Les principes algébriques de l’occupation

mardi 29 janvier 2008

L’Histoire regorge d’exemples d’occupation d’un territoire par une force étrangère qui tourne au vinaigre. Voici quelques leçons tirées du passé qui explique la déconvenue présente des Américains en Irak.

En 1805, l’armée française bat habilement et avec brio les armées réunies de l’Autriche et de la Russie à Austerlitz. Trois ans plus tard, elle se retrouve empêtrée dans les mailles de la guérilla espagnole.

En 1967, six jours suffisent à l’armée israélienne pour écraser l’Égypte, la Jordanie et la Syrie et s’emparer de la Cisjordanie, des hauteurs du Golan et de la péninsule du Sinaï. En 2006, le Hezbollah, milice chiite, a freiné la plus puissante du Moyen-Orient, au bout d’un blocus sanglant au Liban.

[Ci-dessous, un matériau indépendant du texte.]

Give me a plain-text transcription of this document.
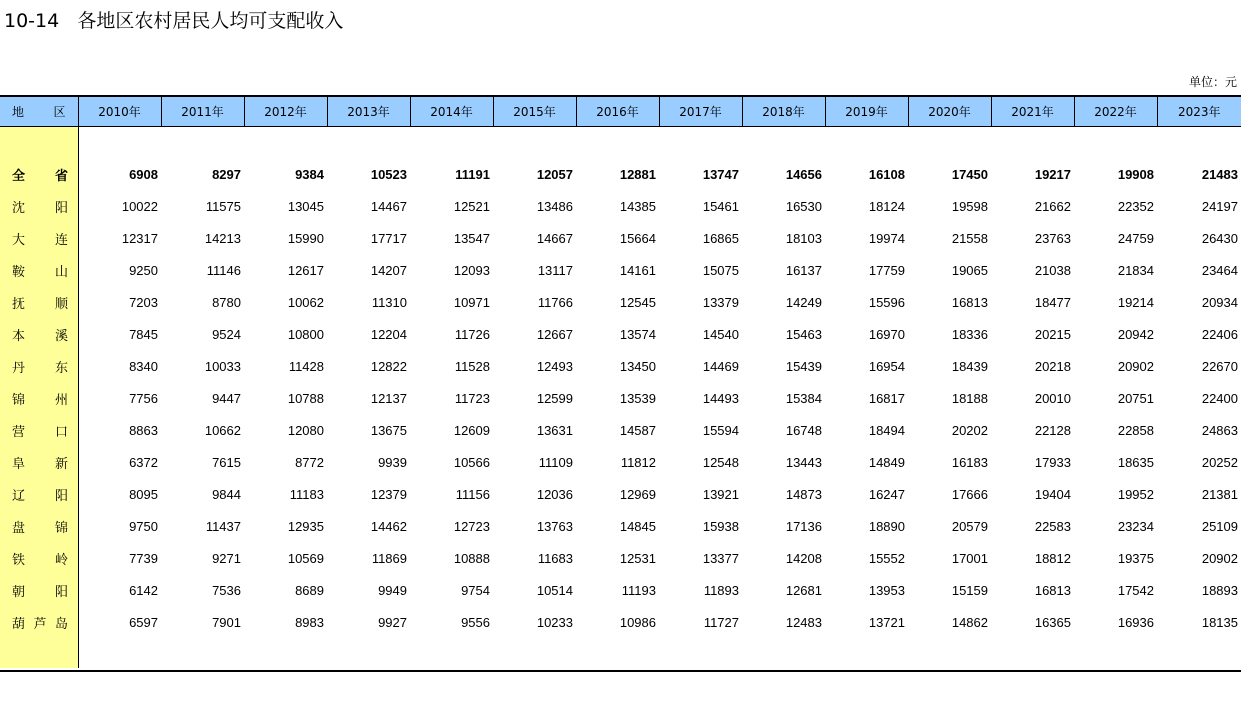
10-14   各地区农村居民人均可支配收入
单位：元
地 区	2010年	2011年	2012年	2013年	2014年	2015年	2016年	2017年	2018年	2019年	2020年	2021年	2022年	2023年

全 省	6908	8297	9384	10523	11191	12057	12881	13747	14656	16108	17450	19217	19908	21483

沈 阳	10022	11575	13045	14467	12521	13486	14385	15461	16530	18124	19598	21662	22352	24197

大 连	12317	14213	15990	17717	13547	14667	15664	16865	18103	19974	21558	23763	24759	26430

鞍 山	9250	11146	12617	14207	12093	13117	14161	15075	16137	17759	19065	21038	21834	23464

抚 顺	7203	8780	10062	11310	10971	11766	12545	13379	14249	15596	16813	18477	19214	20934

本 溪	7845	9524	10800	12204	11726	12667	13574	14540	15463	16970	18336	20215	20942	22406

丹 东	8340	10033	11428	12822	11528	12493	13450	14469	15439	16954	18439	20218	20902	22670

锦 州	7756	9447	10788	12137	11723	12599	13539	14493	15384	16817	18188	20010	20751	22400

营 口	8863	10662	12080	13675	12609	13631	14587	15594	16748	18494	20202	22128	22858	24863

阜 新	6372	7615	8772	9939	10566	11109	11812	12548	13443	14849	16183	17933	18635	20252

辽 阳	8095	9844	11183	12379	11156	12036	12969	13921	14873	16247	17666	19404	19952	21381

盘 锦	9750	11437	12935	14462	12723	13763	14845	15938	17136	18890	20579	22583	23234	25109

铁 岭	7739	9271	10569	11869	10888	11683	12531	13377	14208	15552	17001	18812	19375	20902

朝 阳	6142	7536	8689	9949	9754	10514	11193	11893	12681	13953	15159	16813	17542	18893

葫 芦 岛	6597	7901	8983	9927	9556	10233	10986	11727	12483	13721	14862	16365	16936	18135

Lors de la guerre du Golfe, en 1991, il ne faut aux États-Unis que quatre jours de combats au sol pour écraser l’armée de Saddam Hussein. Les Américains ne comptent que 148 morts et 647 blessés. Après cinq ans de guerre en Irak, les pertes américaines avoisinent les 4 000 morts et dépassent les 50 000 blessés ; de plus, l’année 2007 s’avère la plus meurtrière du côté américain depuis le début de la guerre.

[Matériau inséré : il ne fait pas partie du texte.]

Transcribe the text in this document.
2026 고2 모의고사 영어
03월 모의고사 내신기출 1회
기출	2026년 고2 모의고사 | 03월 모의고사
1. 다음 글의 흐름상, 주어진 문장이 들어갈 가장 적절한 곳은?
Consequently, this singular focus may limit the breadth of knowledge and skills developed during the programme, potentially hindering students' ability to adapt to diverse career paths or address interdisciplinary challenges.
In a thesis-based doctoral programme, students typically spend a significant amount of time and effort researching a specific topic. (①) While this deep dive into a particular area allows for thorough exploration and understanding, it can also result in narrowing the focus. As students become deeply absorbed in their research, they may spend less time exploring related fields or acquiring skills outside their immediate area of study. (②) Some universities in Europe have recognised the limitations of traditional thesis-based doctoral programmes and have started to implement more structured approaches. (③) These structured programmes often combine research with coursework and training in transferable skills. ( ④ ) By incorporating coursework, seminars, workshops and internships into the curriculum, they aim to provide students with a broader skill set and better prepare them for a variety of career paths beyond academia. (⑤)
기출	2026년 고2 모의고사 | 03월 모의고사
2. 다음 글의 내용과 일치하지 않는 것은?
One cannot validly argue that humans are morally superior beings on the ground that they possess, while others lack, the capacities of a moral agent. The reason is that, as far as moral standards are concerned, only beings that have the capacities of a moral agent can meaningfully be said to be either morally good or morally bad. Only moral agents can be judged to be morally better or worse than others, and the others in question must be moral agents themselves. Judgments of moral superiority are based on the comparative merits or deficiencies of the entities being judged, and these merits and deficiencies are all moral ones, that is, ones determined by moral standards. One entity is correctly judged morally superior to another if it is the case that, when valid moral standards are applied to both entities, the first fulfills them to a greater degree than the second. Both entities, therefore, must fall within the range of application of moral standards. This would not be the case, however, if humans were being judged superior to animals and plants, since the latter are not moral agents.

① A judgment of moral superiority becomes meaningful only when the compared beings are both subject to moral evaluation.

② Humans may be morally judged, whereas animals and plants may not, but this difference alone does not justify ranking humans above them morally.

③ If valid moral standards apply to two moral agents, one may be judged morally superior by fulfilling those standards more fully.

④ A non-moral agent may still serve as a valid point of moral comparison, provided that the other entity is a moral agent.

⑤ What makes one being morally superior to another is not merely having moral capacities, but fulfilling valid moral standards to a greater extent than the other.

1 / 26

Dans chacun de ces cas de figure, une puissante armée remporte une victoire décisive qui se voit transformée par ce que T. E. Lawrence a appelé : les principes algébriques de l’occupation. Décrivant l’occupation en Irak par les Britanniques, à la suite de la chute de l’empire ottoman lors de la Première Guerre mondiale, il définit l’équation qui condamne d’avance à l’échec toute entreprise militaire visant à soumettre une population résistante.
Robert Fisk, correspondant au Moyen-Orient, cite Lawrence à ce propos : « Le succès d’une rébellion s’appuie sur une base imprenable... elle doit affronter un ennemi étranger sophistiqué technologiquement, qui prend la forme d’une armée d’occupation bien organisée, mais pas assez nombreuse pour maîtriser efficacement l’ensemble d’un territoire à partir d’un réseau de positions fortifiées. Elle doit pouvoir compter sur une population qui soutient la cause, non pas de manière active, mais au point de refuser de dénoncer les rebelles à l’ennemi. Les rébellions n’ont besoin que de 2 % de la population engagée dans la lutte armée, si elle s’assure le soutien de 98 % du reste de la population. La liberté de mouvement, la protection... le temps et la propagande... assureront la victoire aux insurgés, puisque ces facteurs algébriques sont déterminants.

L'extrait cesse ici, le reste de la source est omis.